MonitorChecker(v4)_LAB.psd is encoded in LAB color and saved in Adobe® Photoshop® format. It also uses layers to include an instruction page and more functionality. Fully color managed versions of Photoshop (versions 6-CS4) are needed to use it. Photoshop Elements does not directly support LAB, but it can open the MonitorChecker image by converting it to sRGB. MonitorChecker(v4)_LAB.psd is available on the AaI&A documents page as a public link or you can click here to download it.
Calibrated displays are essential for those who want to see digital image files reproduced as closely to their encoded colorimetric values as possible. That’s what color management is all about…using embedded color tags (ICC profiles) to calculate accurate colorimetric values for the typical RGB or CMYK encoded data and also using those colorimetric values to translate the image color and tone from one device to another.
In a color managed browser application with a calibrated monitor, the reproduction of the MonitorChecker target shown in the image above should appear very close to how it will look in Photoshop. However, many visitors to this site will not be looking at a calibrated monitor, and some internet browsers are also not color managed. So, the solid patches may not blend well with the interlaced line patterns surrounding them. In this situation the target image is indicating that your system and/or browser application is not calibrated for accurate display of sRGB encoded images (the “default” colorspace of the internet).
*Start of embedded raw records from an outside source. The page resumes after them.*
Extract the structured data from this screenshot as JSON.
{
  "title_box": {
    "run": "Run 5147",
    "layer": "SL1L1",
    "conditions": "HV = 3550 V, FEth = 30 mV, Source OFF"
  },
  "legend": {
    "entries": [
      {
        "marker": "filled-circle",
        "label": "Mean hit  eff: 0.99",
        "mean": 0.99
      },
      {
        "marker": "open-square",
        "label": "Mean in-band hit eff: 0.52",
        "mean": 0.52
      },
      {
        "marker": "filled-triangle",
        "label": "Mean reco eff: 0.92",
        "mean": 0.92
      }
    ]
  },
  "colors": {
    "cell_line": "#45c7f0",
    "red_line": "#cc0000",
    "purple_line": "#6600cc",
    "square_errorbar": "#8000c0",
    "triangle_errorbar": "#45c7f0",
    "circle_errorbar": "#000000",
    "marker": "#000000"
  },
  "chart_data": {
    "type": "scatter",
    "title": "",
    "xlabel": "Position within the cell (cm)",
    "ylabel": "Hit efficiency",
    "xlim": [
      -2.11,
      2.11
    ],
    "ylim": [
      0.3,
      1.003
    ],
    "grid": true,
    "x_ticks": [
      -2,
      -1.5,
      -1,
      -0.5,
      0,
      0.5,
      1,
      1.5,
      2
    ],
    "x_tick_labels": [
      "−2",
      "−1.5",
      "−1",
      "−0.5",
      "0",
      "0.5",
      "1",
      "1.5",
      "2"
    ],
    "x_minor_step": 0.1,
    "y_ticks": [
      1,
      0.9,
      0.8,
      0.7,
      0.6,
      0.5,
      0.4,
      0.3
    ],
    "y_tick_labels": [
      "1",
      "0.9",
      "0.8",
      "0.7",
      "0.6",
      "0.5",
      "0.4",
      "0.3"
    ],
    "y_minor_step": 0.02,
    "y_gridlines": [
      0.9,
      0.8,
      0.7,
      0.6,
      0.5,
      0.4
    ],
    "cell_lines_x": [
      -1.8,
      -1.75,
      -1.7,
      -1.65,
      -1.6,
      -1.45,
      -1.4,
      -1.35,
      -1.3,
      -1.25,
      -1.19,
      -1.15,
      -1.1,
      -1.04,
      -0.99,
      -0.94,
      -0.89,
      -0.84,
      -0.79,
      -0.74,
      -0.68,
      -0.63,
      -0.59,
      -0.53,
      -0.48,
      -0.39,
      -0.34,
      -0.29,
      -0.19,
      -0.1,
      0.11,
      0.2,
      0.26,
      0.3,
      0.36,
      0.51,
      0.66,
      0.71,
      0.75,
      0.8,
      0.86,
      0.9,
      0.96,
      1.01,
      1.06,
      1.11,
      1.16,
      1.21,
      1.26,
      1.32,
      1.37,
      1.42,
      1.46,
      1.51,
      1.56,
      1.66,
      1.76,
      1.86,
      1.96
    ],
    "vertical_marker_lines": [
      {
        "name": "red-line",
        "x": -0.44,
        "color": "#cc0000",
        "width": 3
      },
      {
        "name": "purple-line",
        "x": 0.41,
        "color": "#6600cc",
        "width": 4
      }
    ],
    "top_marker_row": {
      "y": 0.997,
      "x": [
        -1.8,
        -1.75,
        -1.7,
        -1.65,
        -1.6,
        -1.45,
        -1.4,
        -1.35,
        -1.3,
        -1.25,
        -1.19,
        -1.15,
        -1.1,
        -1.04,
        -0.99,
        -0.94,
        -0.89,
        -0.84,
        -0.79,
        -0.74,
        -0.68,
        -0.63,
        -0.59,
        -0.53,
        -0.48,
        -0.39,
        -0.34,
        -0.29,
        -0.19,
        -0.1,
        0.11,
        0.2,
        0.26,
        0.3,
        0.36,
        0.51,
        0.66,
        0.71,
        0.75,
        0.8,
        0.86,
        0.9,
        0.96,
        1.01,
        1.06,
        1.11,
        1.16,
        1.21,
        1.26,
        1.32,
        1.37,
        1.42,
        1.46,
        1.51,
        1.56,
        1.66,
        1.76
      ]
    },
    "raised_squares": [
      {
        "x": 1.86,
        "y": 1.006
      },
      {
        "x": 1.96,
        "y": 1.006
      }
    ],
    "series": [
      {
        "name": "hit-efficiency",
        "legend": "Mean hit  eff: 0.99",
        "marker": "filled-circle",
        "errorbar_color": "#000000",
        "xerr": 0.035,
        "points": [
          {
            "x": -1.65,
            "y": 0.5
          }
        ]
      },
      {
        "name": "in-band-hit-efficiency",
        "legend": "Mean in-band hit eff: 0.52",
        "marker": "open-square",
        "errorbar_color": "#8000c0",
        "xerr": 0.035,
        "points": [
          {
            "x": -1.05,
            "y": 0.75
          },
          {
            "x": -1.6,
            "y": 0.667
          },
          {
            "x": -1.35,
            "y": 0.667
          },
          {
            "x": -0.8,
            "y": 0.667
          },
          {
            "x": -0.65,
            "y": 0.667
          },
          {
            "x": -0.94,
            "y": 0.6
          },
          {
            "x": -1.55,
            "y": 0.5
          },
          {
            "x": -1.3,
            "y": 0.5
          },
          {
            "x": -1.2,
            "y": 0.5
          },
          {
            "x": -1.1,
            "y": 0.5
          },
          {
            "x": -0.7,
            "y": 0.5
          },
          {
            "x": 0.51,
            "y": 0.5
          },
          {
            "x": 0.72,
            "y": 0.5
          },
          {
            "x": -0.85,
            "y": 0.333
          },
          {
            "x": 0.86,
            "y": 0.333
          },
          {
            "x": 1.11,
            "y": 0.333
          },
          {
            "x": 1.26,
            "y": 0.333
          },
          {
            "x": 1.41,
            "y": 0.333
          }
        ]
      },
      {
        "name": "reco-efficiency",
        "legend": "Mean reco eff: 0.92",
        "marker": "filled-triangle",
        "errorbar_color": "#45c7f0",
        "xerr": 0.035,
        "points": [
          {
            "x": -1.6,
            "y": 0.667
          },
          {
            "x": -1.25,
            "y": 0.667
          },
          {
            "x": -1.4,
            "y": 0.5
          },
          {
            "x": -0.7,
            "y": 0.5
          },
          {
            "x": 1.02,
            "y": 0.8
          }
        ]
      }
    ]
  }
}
Because computer monitors are often the primary way that photographers evaluate and adjust the color and tonal properties of their digital images, accurate and repeatable calibration is essential. I created my first MonitorChecker image target several years ago as a sanity check to deal with issues I was having with some display calibration software. I had tried a few instrumented applications and found that although they completed their task reasonably well and in some cases “validated” their own results, the actual results still differed. Some calibration software is simply better than others, and not all displays calibrate equally well even using the same calibration software. I wanted an independent way to verify that my monitor calibration was as perfect as my system hardware would allow.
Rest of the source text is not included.